Roxane Mesquida n’a pas été confrontée au harcèlement sexuel aux Etats-Unis.“Je fais des films indépendants, confidentiels. Ce n’est pas du tout ce que fait Harvey Weinstein.” À 18 ans, elle s’est toutefois retrouvée dans une situation délicate. “Mon agent m’avait organisé un rendez-vous chez un réalisateur. Il voulait faire des photos de moi, nue, pour participer au financement du film. J’ai refusé et il m’a insulté. Je suis partie en courant”, se remémore la Marseillaise de 31 ans. “Mon agent n’était pas choqué.” Depuis, elle a toujours évité de rencontrer les professionnels dans leurs chambres. “Après (la vingtaine passée) ça se calme, on se fait une réputation”.

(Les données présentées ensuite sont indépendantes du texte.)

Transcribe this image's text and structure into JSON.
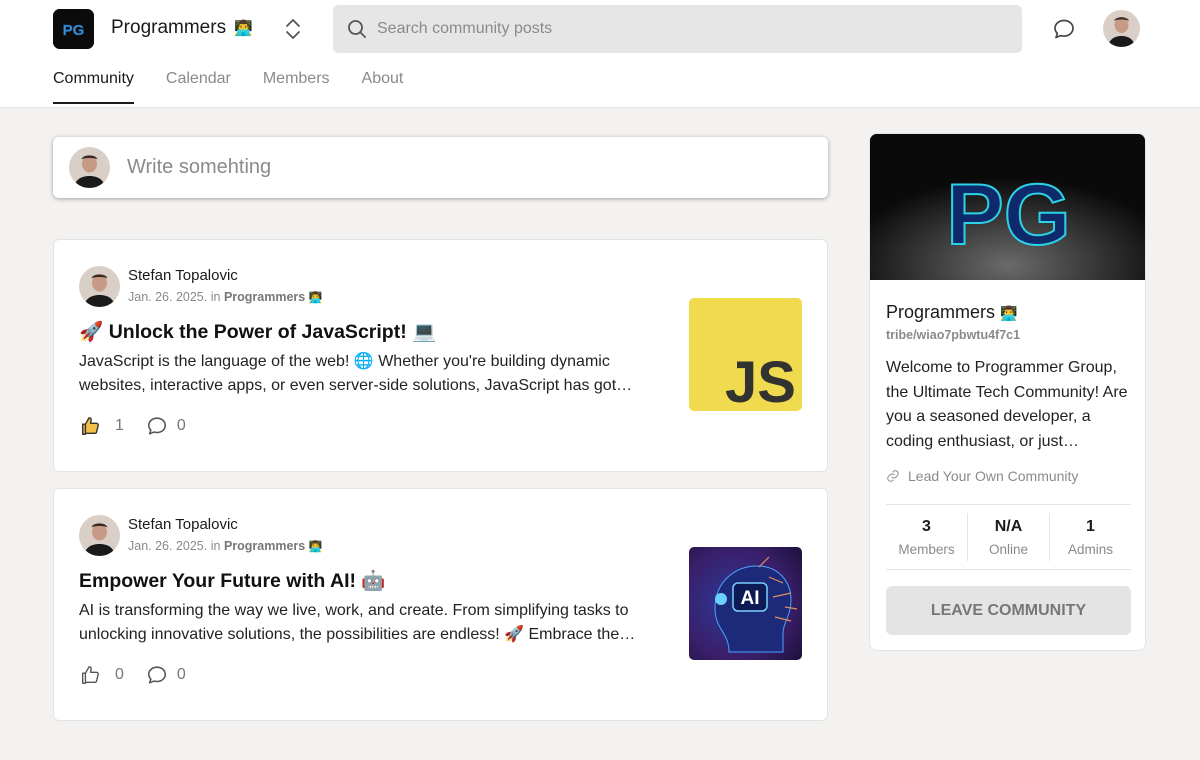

Ancienne enseignante au collège et lycée, Mickaëlle X Bizet ajoute qu’elle n’est plus aussi “fragile” qu’au début de sa carrière. Cela ne l’empêche pas de prendre des précautions. “Maintenant, ajoute Mickaëlle X. Bizet, je me dis que je ramènerai quelqu’un avec moi en cas de rendez-vous dans un hôtel.”